Quatre ans après l’énorme claque que constituait Animal Kingdom, David Michôd change radicalement de genre et plonge avec The Rover dans l’univers du western post-apocalyptique en mode majeur. Tous les éléments sont réunis pour construire une œuvre âpre, à l’humour très noir, aux éclairs de violence radicaux, qui laisse un goût de sang et de poussière dans la bouche.

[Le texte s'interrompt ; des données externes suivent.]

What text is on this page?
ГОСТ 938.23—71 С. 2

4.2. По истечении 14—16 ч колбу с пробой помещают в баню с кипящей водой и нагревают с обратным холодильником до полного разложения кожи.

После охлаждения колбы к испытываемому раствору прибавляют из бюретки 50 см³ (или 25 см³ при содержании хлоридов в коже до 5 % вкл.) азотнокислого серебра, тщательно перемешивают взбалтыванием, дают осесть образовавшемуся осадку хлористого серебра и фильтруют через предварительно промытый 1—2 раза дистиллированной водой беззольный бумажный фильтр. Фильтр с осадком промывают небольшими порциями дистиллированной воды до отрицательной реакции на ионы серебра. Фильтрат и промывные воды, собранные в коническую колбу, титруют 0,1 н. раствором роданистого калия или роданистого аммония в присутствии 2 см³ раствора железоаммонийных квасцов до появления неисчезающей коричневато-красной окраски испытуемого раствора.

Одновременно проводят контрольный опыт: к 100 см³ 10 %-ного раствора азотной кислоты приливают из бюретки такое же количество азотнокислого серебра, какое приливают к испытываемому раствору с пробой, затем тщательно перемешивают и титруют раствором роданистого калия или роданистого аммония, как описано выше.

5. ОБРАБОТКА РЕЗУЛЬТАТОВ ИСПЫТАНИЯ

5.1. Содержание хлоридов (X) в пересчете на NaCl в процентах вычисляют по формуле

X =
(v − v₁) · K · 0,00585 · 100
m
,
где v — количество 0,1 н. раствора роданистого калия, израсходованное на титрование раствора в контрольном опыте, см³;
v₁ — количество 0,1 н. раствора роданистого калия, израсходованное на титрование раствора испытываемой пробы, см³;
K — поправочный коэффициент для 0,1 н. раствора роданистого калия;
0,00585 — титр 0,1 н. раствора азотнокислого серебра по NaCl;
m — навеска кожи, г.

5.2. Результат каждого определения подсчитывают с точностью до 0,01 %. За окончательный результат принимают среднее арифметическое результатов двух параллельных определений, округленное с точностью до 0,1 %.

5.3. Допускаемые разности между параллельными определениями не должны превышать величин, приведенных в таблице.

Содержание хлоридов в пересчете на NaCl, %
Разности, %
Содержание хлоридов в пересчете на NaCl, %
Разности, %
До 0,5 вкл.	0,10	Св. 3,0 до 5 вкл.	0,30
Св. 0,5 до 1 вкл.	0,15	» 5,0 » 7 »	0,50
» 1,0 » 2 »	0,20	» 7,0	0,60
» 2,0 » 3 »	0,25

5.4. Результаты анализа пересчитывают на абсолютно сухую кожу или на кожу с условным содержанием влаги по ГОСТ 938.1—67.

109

L’Australie est le terrain idéal pour filmer des univers dystopiques et particulièrement des films post-apocalyptiques, on le sait depuis Mad Max. Et David Michôd d’enfoncer le clou avec The Rover, présenté en séance de minuit au festival de Cannes. Pure série B, qui aurait toutefois largement mérité les honneurs de la compétition tant la proposition de cinéma est ici radicale, The Rover se réapproprie un langage cinématographique situé entre le western pur et dur, plutôt du côté italien et donc considéré comme bis, et le cinéma indépendant US, avec ses personnages filmés de dos, ses lueurs solaires et ses personnages mutiques et/ou détruits de l’intérieur. Le film est à la rencontre des genres, avec également beaucoup d’éléments venus du road movie et du buddy movie. Mais autant ne pas s’attendre à des gags bien gras et des rencontres surréalistes, car David Michôd tient d’une main de fer un univers terriblement rude et désespéré, dans lequel seul compte la survie et où les hommes ont régressé au statut de cowboys sortant leur flingue pour régler le moindre petit conflit. Un western donc, car tous les codes y sont revisités, à l’image de cette séquence d’ouverture qui rejouerait presque celle d’Il était une fois dans l’ouest, à la différence près qu’elle est plus vite expédiée et que les regards fuient ceux du spectateur plutôt que de s’y plonger.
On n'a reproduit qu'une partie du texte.